Frankfurter Zeitung vom 17. Oktober 1918

Der Bundesrat hat sich auch jetzt nicht entschlossen, durch Aufhebung des letzten Satzes des Artikels 9 der Reichsverfassung die Möglichkeit zu schaffen, daß der Reichskanzler dem Reichstag und daß die zu Staatssekretären ernannten Führer der großen Parteien dem Bundesrat angehören. Vermeintlich »föderalistische« Bedenken scheinen dabei mitzuspielen. Es muß auf das tiefste bedauert werden, daß das Irrtümliche dieser ganzen Vorstellungsweise wiederum nicht erkannt wurde. Die seinerzeit vorausgesagten Folgen des Verhaltens der Bundesstaaten zeigen sich sofort und werden weiterhin ihre Kreise ziehen. Da nämlich die parlamentarischen Staatssekretäre nicht im Bundesrat sitzen, haben sie sich außerhalb des Bundesrats mit dem Reichskanzler zu einem nicht rechtlich, wohl aber tatsächlich kollegial verhandelnden »Kabinett« zusammengeschlossen, dessen politisches Schwergewicht zunehmend bei ihnen, weit mehr als bei dem nicht dem Reichstag angehörigen Reichskanzler, liegen wird und auch liegen muß. Der Bundesrat wird dadurch äußerlich zu einer Art von »Staatenhaus«, der Sache nach aber zu einer Abstimmungsmaschinerie, während die wirkliche Reichsregierung sich oberhalb seiner konstituiert hat. Sie kann nunmehr gar nicht anders prompt funktionieren, als indem sie ihn ausschaltet, und würde der Bundesrat diesem Zustand Schwierigkeiten bereiten, so würde Preußen, das den Reichskanzler stellt, kraft der sicheren Mehrheit, welche ihm die von ihm völlig abhängigen Zwergstaaten geben, ihn zum Schweigen bringen müssen. Unser Verlangen, durch eine maßvolle Parlamentarisierung des Bundesrats, diesen zum Mitträger der aktiven Reichspolitik zu machen, war demgegenüber von dem Wunsch bestimmt, den großen Bundesstaaten einen gesicherten positiven Einfluß auf die Leitung des Reichs zu geben. Liebgewordene Gewöhnungen und mißverstandene Prestigesucht der einzelstaatlichen Bürokratie und wohl auch höfischer Kreise haben vorläufig einmal wieder über das wirkliche politische Interesse die Oberhand behalten. Bleibt es dabei, so gilt es nun, entschlossen die Folgerungen zu ziehen und die improvisierten Neuschöpfungen in geregelte Bahnen zu leiten.

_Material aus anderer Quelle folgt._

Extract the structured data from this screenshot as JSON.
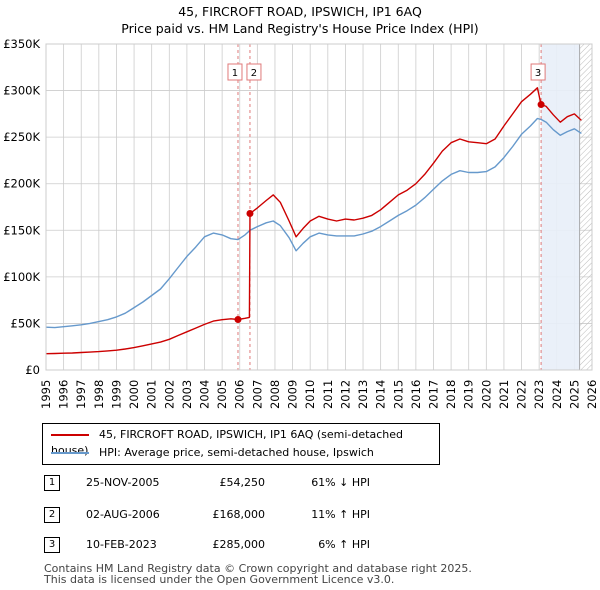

Eine starke, geschlossene Regierung ist jetzt dem Reiche unentbehrlicher als Irgend etwas anderes. Noch während der ganzen Zeit des Krieges aber und für jedermann sichtbar seit Anfang 1916 hat es in Deutschland mehrere Regierungen nebeneinander gegeben, und niemand, weder das Inland, noch das feindliche, noch das neutrale, noch – und das war besonders gefährlich! – das verbündete Ausland wußte, welche von ihnen für die Führung der Politik den Ausschlag gab. In aller Öffentlichkeit spielten sich in der Presse die Kämpfe dieser Regierungen miteinander ab und, was ebenso schlimm war, vor den Augen unserer Bundesgenossen bot sich z.+B. noch in Brest-Litowsk das Schauspiel, daß die deutschen Unterhändler bei jeder Einzelheit am Telegraphendraht nicht etwa zum verantwortlichen Staatsmann, sondern zum »Hauptquartier« hingen und dann von dort aus, im Drang der Geschäfte, Weisungen empfingen, welche oft genug der Sachlage nicht entsprachen und gelegentlich geradezu eine Bloßstellung bedeuteten. Alle unsere offiziellen amtlichen Schritte und Erklärungen aber, vom Friedeinsangebot von 1916 angefangen, wurden konterkariert, bei Freund und Feind diskreditiert und in das Licht der Zweideutigkeit gerückt durch die stets erneute Veröffentlichung von Reden oder Telegrammen dynastischer oder militärischer Stellen, weiche dem verantwortlichen Leiter der Politik nicht zur Billigung vorgelegen hatten. Ein so geleitetes Reich konnte – und das hat seine Konsequenzen gehabt – auch bei seinen Verbündeten nicht das Vertrauen in Anspruch nehmen: daß seine Politik zum Erfolg und zum Frieden zu führen imstande sei. Gleichviel also, welches politische System bei uns künftig herrschen wird, – hier an diesem Punkt lag und liegt der Krebsschaden der deutschen politischen Willensbildung, und alles andere bleibt Stückwerk, solange diesem Zustand nicht, und zwar für immer, ein Ende gemacht wird.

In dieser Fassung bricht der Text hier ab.